第3話 女性の社会進出は大事!

 地獄までの道のりは長く険しい。気候が次々に変わるのだ。ある時は吹雪の中、そして今は陽が照りつける砂漠。建物も植物もない。たどり着く先、地獄はより厳しい環境に違いない。


「Cフロア、つまり地獄は少し遠いところにあるんだ」

「僕達なんで歩いてるんですか? 乗り物に乗っちゃだめなんですか?」

「地獄に送られる死者はみな歩くんだ、私達だけ歩かないのは不平等だぞ!?」


 先輩は妙なところで真面目だよなぁ。


「風斗! あれを見ろ!」


 あかね先輩の指の先をたどると、なにか動くものがあった。


「やっと生物に出会えましたね! ちょっと安心しました!」

「そうだな、一応あれも生物だからな」

「一応って、あれは何なんですか?」

「んー、あれはー、……ア、アルパカ! うん、アルパカだ!」


 こんな所にアルパカがいるのか?! この灼熱の砂漠にアルパカを置いても癒し要素が足りないぞ! 焼け石に水だ! いや、砂漠にアルパカか。

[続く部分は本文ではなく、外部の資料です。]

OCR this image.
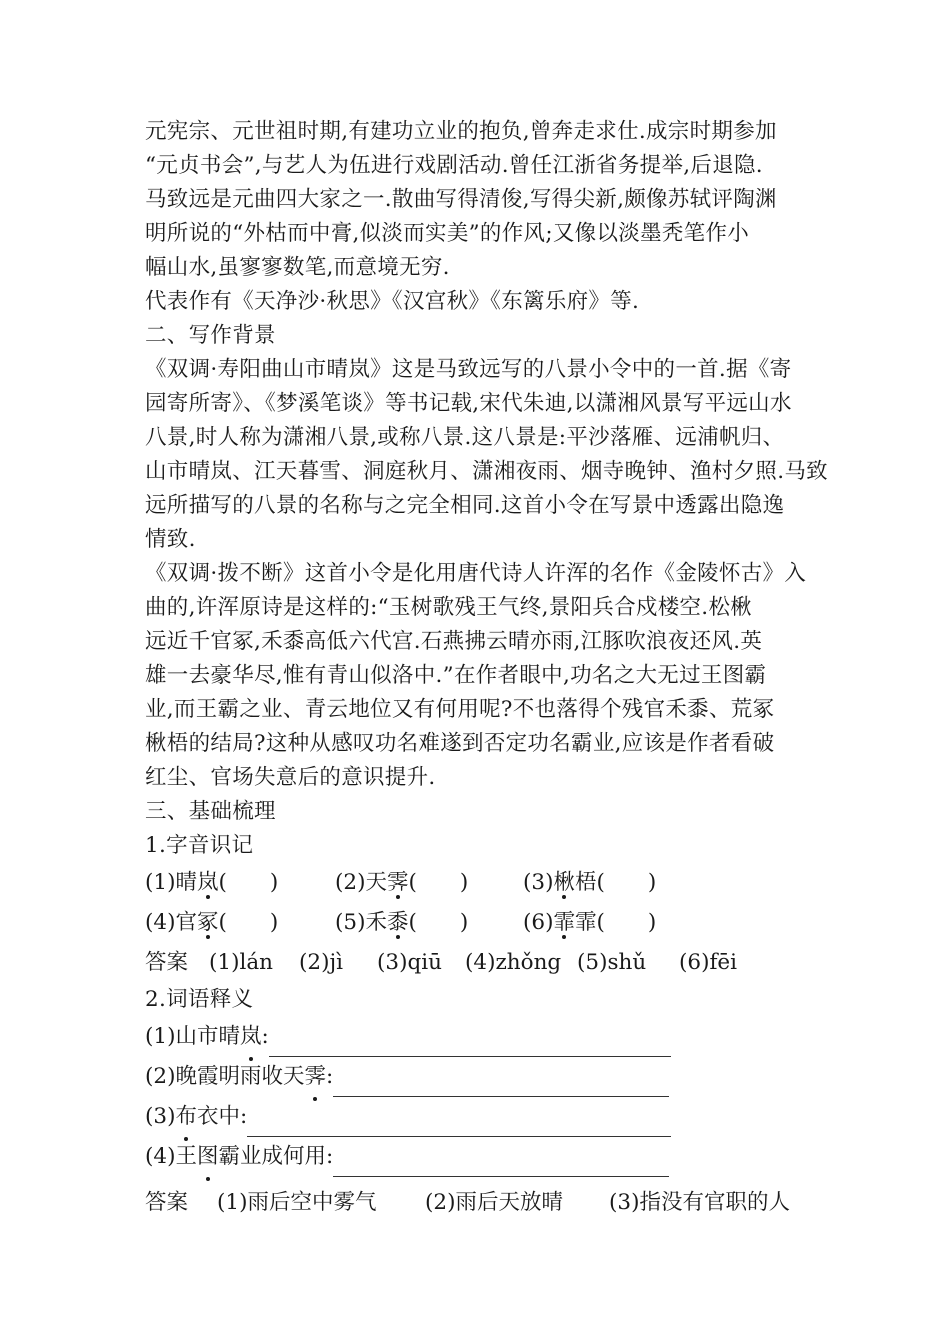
元宪宗、元世祖时期,有建功立业的抱负,曾奔走求仕.成宗时期参加
“元贞书会”,与艺人为伍进行戏剧活动.曾任江浙省务提举,后退隐.
马致远是元曲四大家之一.散曲写得清俊,写得尖新,颇像苏轼评陶渊
明所说的“外枯而中膏,似淡而实美”的作风;又像以淡墨秃笔作小
幅山水,虽寥寥数笔,而意境无穷.
代表作有《天净沙·秋思》《汉宫秋》《东篱乐府》等.
二、写作背景
《双调·寿阳曲山市晴岚》这是马致远写的八景小令中的一首.据《寄
园寄所寄》、《梦溪笔谈》等书记载,宋代朱迪,以潇湘风景写平远山水
八景,时人称为潇湘八景,或称八景.这八景是:平沙落雁、远浦帆归、
山市晴岚、江天暮雪、洞庭秋月、潇湘夜雨、烟寺晚钟、渔村夕照.马致
远所描写的八景的名称与之完全相同.这首小令在写景中透露出隐逸
情致.
《双调·拨不断》这首小令是化用唐代诗人许浑的名作《金陵怀古》入
曲的,许浑原诗是这样的:“玉树歌残王气终,景阳兵合戍楼空.松楸
远近千官冢,禾黍高低六代宫.石燕拂云晴亦雨,江豚吹浪夜还风.英
雄一去豪华尽,惟有青山似洛中.”在作者眼中,功名之大无过王图霸
业,而王霸之业、青云地位又有何用呢?不也落得个残官禾黍、荒冢
楸梧的结局?这种从感叹功名难遂到否定功名霸业,应该是作者看破
红尘、官场失意后的意识提升.
三、基础梳理
1.字音识记
(1)晴岚(　　)	(2)天霁(　　)	(3)楸梧(　　)
(4)官冢(　　)	(5)禾黍(　　)	(6)霏霏(　　)
答案 (1)lán (2)jì (3)qiū (4)zhǒng (5)shǔ (6)fēi
2.词语释义
(1) 山市晴 岚 :
(2) 晚霞明雨收天 霁 :
(3) 布 衣中 :
(4) 王 图 霸业成何用 :
答案 (1)雨后空中雾气 (2)雨后天放晴 (3)指没有官职的人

 2時間くらい歩いただろうか、ようやく目的地が見えてきた。地獄らしく赤い扉で、醜く歪んだ顔の彫刻が施されている。


「さすが地獄ですね、人々の苦しみが門の外にまで溢れているようです」

「そうだな、中に入るか」


 緊張してきたなぁ、無事に帰れるのだろうか。不安を押しのけ扉に手をかけた。


「おい、風斗、なにしてるんだ?」

「扉を開けるんですよ、女性より先に開けて通してあげるのが紳士ってものです」

「それ手動では開かないぞ?」


 いや、それ先に言ってよー! ちょっとキメ顔してたよー、恥ずかしすぎ。


「風斗は他人の家に行ったときインターホンも押さずにドアを開けるのか? 行儀がなってないぞー」


 扉の右にインターホンとポストがあった。妙なところで真面目なのはこの世界共通らしい。


『ピンポーン』

「はーい」

「えぇと、エノシュアター職員、神崎かんざき風斗ふうとです。見学させていただきたいのですが」

「はい、わかりました、扉を開けるので中へどうぞ!」


 思ったより静かに開いた扉の向こうには、まるで天国のような部屋が広がっていた。噴水から流れ出た水がシャンデリアに照らされ輝いている。人より大きな花瓶から漂う花の香りが部屋を満たす。金色に縁取られた赤い絨毯が敷かれた廊下は別の部屋の扉へと続いていた。


「神瀬茜様、神崎風斗様、こちらへどうぞ」


 メイドの女性がその扉のそばに立っていた。彼女の微笑みは天使のようだ。やはりここが地獄だとは思えない。


「ご主人様、お客様が到着されました」


 地獄の主人ってことは閻魔様か!? 絶対そうだよ! 舌引っこ抜くペンチ持ってるのかな、機嫌悪かったらどうしよう!


「あー! 入ってもらって!」


 え、閻魔様って女性なの!? しかも言葉遣い普通! 『うむ、入りたまえ』とか言うと思ってた!


『ガチャッ』


 部屋の奥には椅子があり、誰かが座っていた。そう、閻魔様が。白い肌、ぱっちりした目、きれいな鼻筋、……あれ?

 僕は思わず口にしてしまった。